What's New in East Bay Art 

Our critics weigh in on local art.

For complete, up-to-date East Bay art listings, look under Billboard on the home page for the "Select Category" pulldown, then select "Art Galleries" or "Museums."

The Chess Set -- Four thousand dollars for a crying ceramic unicorn head on top of a huge chess piece? Come on. Sculptor Jane Grimm fuels disdain for public art with sixteen human-size ceramic chess pieces that try to take advantage of the boring, gray-tiled lobby of the Oakland Museum of California at City Center Sculpture Court. -- D2 (Through August 10 at 1111 Broadway, Oakland; 510-238-2200.)

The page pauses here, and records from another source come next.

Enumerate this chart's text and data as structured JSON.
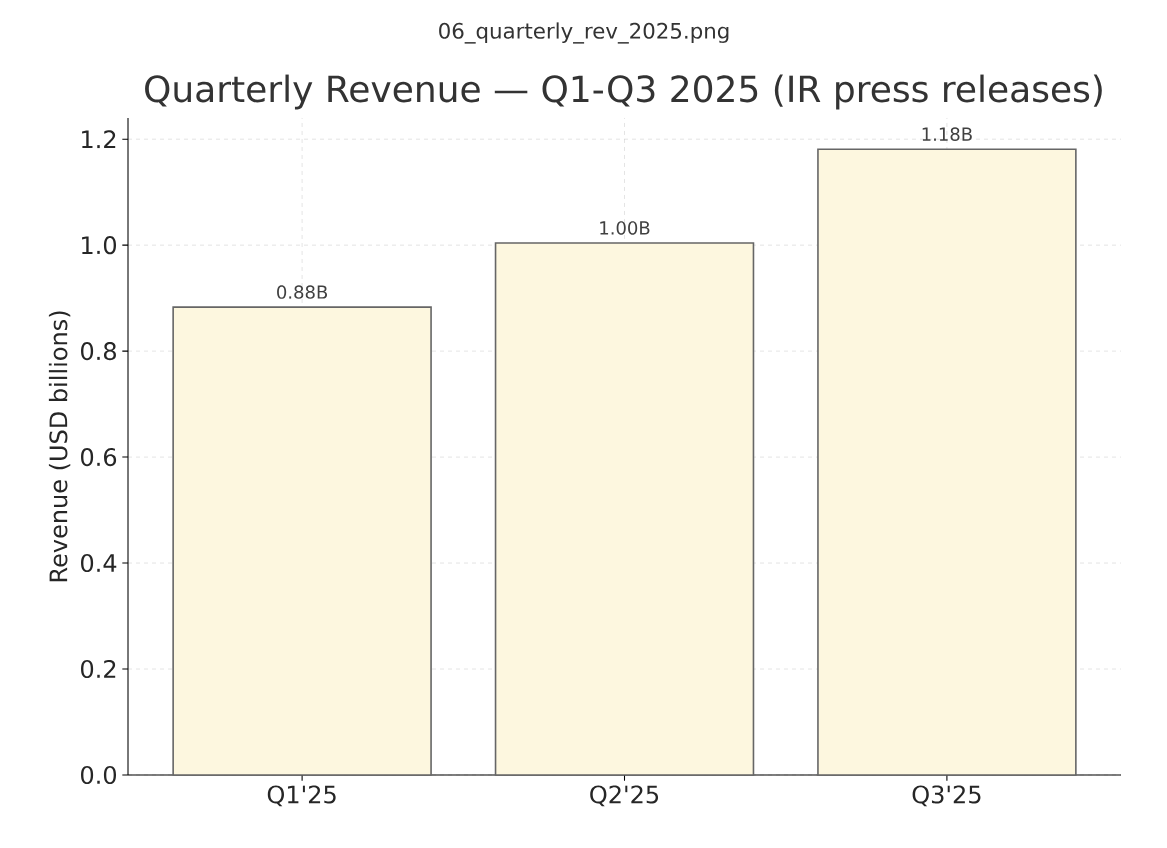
{
  "chart_data": {
    "type": "bar",
    "title": "Quarterly Revenue — Q1-Q3 2025 (IR press releases)",
    "annotations": [
      "06_quarterly_rev_2025.png"
    ],
    "ylabel": "Revenue (USD billions)",
    "categories": [
      "Q1'25",
      "Q2'25",
      "Q3'25"
    ],
    "values": [
      0.883,
      1.004,
      1.181
    ],
    "value_labels": [
      "0.88B",
      "1.00B",
      "1.18B"
    ],
    "color": "#fdf7df",
    "ylim": [
      0,
      1.24
    ],
    "yticks": [
      {
        "value": 0,
        "label": "0.0"
      },
      {
        "value": 0.2,
        "label": "0.2"
      },
      {
        "value": 0.4,
        "label": "0.4"
      },
      {
        "value": 0.6,
        "label": "0.6"
      },
      {
        "value": 0.8,
        "label": "0.8"
      },
      {
        "value": 1.0,
        "label": "1.0"
      },
      {
        "value": 1.2,
        "label": "1.2"
      }
    ],
    "grid": true
  }
}
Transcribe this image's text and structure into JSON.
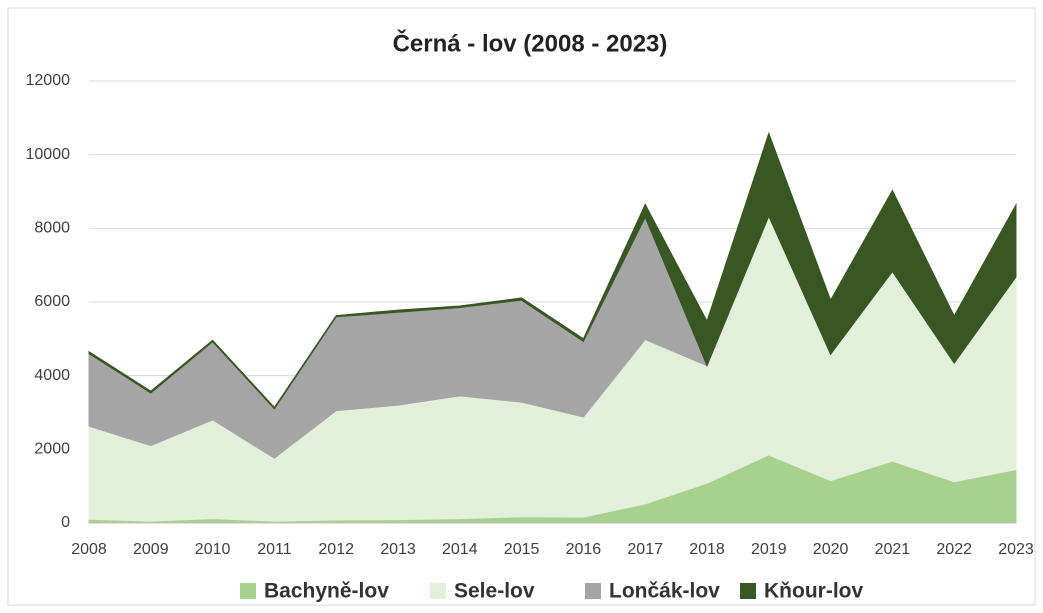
{
  "chart_data": {
    "type": "stacked_area",
    "title": "Černá - lov (2008 - 2023)",
    "categories": [
      "2008",
      "2009",
      "2010",
      "2011",
      "2012",
      "2013",
      "2014",
      "2015",
      "2016",
      "2017",
      "2018",
      "2019",
      "2020",
      "2021",
      "2022",
      "2023"
    ],
    "series": [
      {
        "name": "Bachyně-lov",
        "color": "#a9d18e",
        "values": [
          100,
          50,
          120,
          50,
          80,
          90,
          120,
          170,
          160,
          520,
          1080,
          1850,
          1150,
          1680,
          1120,
          1450
        ]
      },
      {
        "name": "Sele-lov",
        "color": "#e2efda",
        "values": [
          2530,
          2050,
          2680,
          1710,
          2970,
          3110,
          3330,
          3110,
          2720,
          4460,
          3190,
          6480,
          3430,
          5150,
          3220,
          5230
        ]
      },
      {
        "name": "Lončák-lov",
        "color": "#a5a5a5",
        "values": [
          1970,
          1430,
          2120,
          1340,
          2550,
          2520,
          2400,
          2770,
          2050,
          3320,
          0,
          0,
          0,
          0,
          0,
          0
        ]
      },
      {
        "name": "Kňour-lov",
        "color": "#385723",
        "values": [
          50,
          50,
          40,
          40,
          30,
          60,
          40,
          60,
          70,
          350,
          1210,
          2250,
          1470,
          2200,
          1280,
          1960
        ]
      }
    ],
    "ylim": [
      0,
      12000
    ],
    "yticks": [
      0,
      2000,
      4000,
      6000,
      8000,
      10000,
      12000
    ],
    "grid": true,
    "legend": "bottom"
  }
}
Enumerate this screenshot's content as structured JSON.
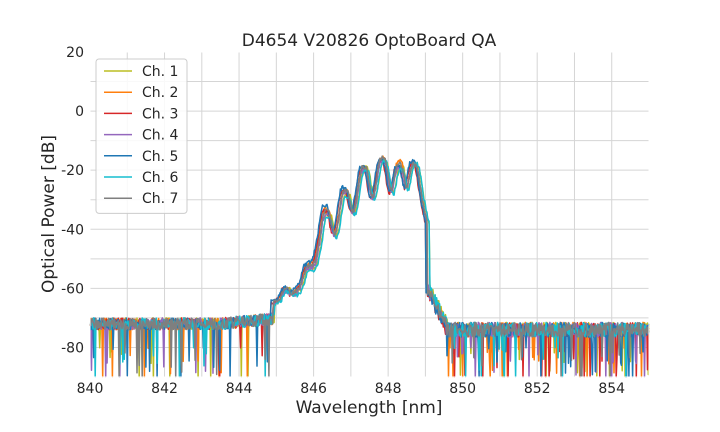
{
  "chart_data": {
    "type": "line",
    "title": "D4654 V20826 OptoBoard QA",
    "xlabel": "Wavelength [nm]",
    "ylabel": "Optical Power [dB]",
    "xlim": [
      840,
      855
    ],
    "ylim": [
      -90,
      20
    ],
    "xticks": [
      840,
      842,
      844,
      846,
      848,
      850,
      852,
      854
    ],
    "yticks": [
      20,
      0,
      -20,
      -40,
      -60,
      -80
    ],
    "grid": true,
    "legend_position": "top-left",
    "noise_floor_db": -72,
    "series": [
      {
        "name": "Ch. 1",
        "color": "#bcbd22",
        "peaks": [
          [
            845.3,
            -63
          ],
          [
            845.9,
            -55
          ],
          [
            846.4,
            -35
          ],
          [
            846.9,
            -28
          ],
          [
            847.4,
            -19
          ],
          [
            847.9,
            -17
          ],
          [
            848.35,
            -19
          ],
          [
            848.75,
            -18
          ]
        ]
      },
      {
        "name": "Ch. 2",
        "color": "#ff7f0e",
        "peaks": [
          [
            845.25,
            -63
          ],
          [
            845.85,
            -54
          ],
          [
            846.35,
            -33
          ],
          [
            846.85,
            -27
          ],
          [
            847.35,
            -19
          ],
          [
            847.85,
            -16
          ],
          [
            848.3,
            -17
          ],
          [
            848.7,
            -18
          ]
        ]
      },
      {
        "name": "Ch. 3",
        "color": "#d62728",
        "peaks": [
          [
            845.2,
            -63
          ],
          [
            845.8,
            -55
          ],
          [
            846.3,
            -34
          ],
          [
            846.8,
            -27
          ],
          [
            847.3,
            -20
          ],
          [
            847.8,
            -17
          ],
          [
            848.25,
            -19
          ],
          [
            848.65,
            -18
          ]
        ]
      },
      {
        "name": "Ch. 4",
        "color": "#9467bd",
        "peaks": [
          [
            845.25,
            -64
          ],
          [
            845.85,
            -55
          ],
          [
            846.35,
            -35
          ],
          [
            846.85,
            -28
          ],
          [
            847.35,
            -20
          ],
          [
            847.85,
            -17
          ],
          [
            848.3,
            -19
          ],
          [
            848.7,
            -18
          ]
        ]
      },
      {
        "name": "Ch. 5",
        "color": "#1f77b4",
        "peaks": [
          [
            845.2,
            -63
          ],
          [
            845.8,
            -54
          ],
          [
            846.3,
            -32
          ],
          [
            846.8,
            -26
          ],
          [
            847.3,
            -19
          ],
          [
            847.8,
            -16
          ],
          [
            848.25,
            -19
          ],
          [
            848.65,
            -17
          ]
        ]
      },
      {
        "name": "Ch. 6",
        "color": "#17becf",
        "peaks": [
          [
            845.3,
            -64
          ],
          [
            845.9,
            -56
          ],
          [
            846.4,
            -36
          ],
          [
            846.9,
            -29
          ],
          [
            847.4,
            -20
          ],
          [
            847.9,
            -17
          ],
          [
            848.35,
            -20
          ],
          [
            848.75,
            -18
          ]
        ]
      },
      {
        "name": "Ch. 7",
        "color": "#7f7f7f",
        "peaks": [
          [
            845.25,
            -63
          ],
          [
            845.85,
            -55
          ],
          [
            846.35,
            -34
          ],
          [
            846.85,
            -27
          ],
          [
            847.35,
            -19
          ],
          [
            847.85,
            -16
          ],
          [
            848.3,
            -18
          ],
          [
            848.7,
            -18
          ]
        ]
      }
    ]
  }
}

Insomnia -- Paint fumes and exhaustion pump up the hallucinatory work in the Boontling Gallery's latest collaboration experiment. Thirteen young, unknown Bay Area artists were given cheap paints, Miller Light, coffee, and five hours from midnight to 5 a.m. on July 6 to decorate the gallery's tiny eight-by-ten-foot space. Fortunately, the hole lacked any ventilation, so by 3 a.m. all the spray paint and mistint acrylic fumes had shut down the rational parts of most contributors' brains. Ideas began to flow. Jordan Mello and Gretchen Grasshoff's anthropomorphic earthworms became cartoonishly perverse, while John Nagel's heavy-lined, heavy-lidded politician portrait emerged revolting and yet engaging. The sheer density of styles and subjects is overwhelming, so it's the little predawn touches -- delicate snow-covered-trees, maniacal baby heads -- that emerge last and are the most rewarding experimental result. Breakdown art, from the moment before total collapse. It promises pure symbols past the art-school pretense. -- D2 (Through August 7 at 4224 Telegraph Ave., Oakland; 707-980-1060.)

New Works on Site -- Think big: bright colors, iconic forms, iPod posters. Now spin that through the minds of two Oakland-obsessed artists who work together as Justin Artifice and you have 21 Grand's latest New Works. Oh, and Steve Lambert does some nice stuff about Lawrence Livermore Lab, too. It's just that Justin Artifice always upstages. Last winter, J.A.'s Geoff Dorn and Tim Martinez painted Sunrise Over Oakland, a twenty-foot-tall photorealist multicolored portscape that seared the Richmond Arts Center with orange and green. This time, their consistent, clear eye strips the city of everything but the jalopy junk trucks that buzz around with axles bent under cardboard, junk, and metal. Photorealist jalopy outlines get the blow-up treatment onto ten-foot-wide canvases of Tyvek wrapped around the gallery. Huge, charged swaths of commie red, sunny yellow, and cartoon blue just outdazzle Lambert's delicate protest work. Leave the exhibit, and the trucks are all you notice around town. -- D2 (Reception August 5. Through August 14 at 416 25th St., Oakland; 510-444-7263.)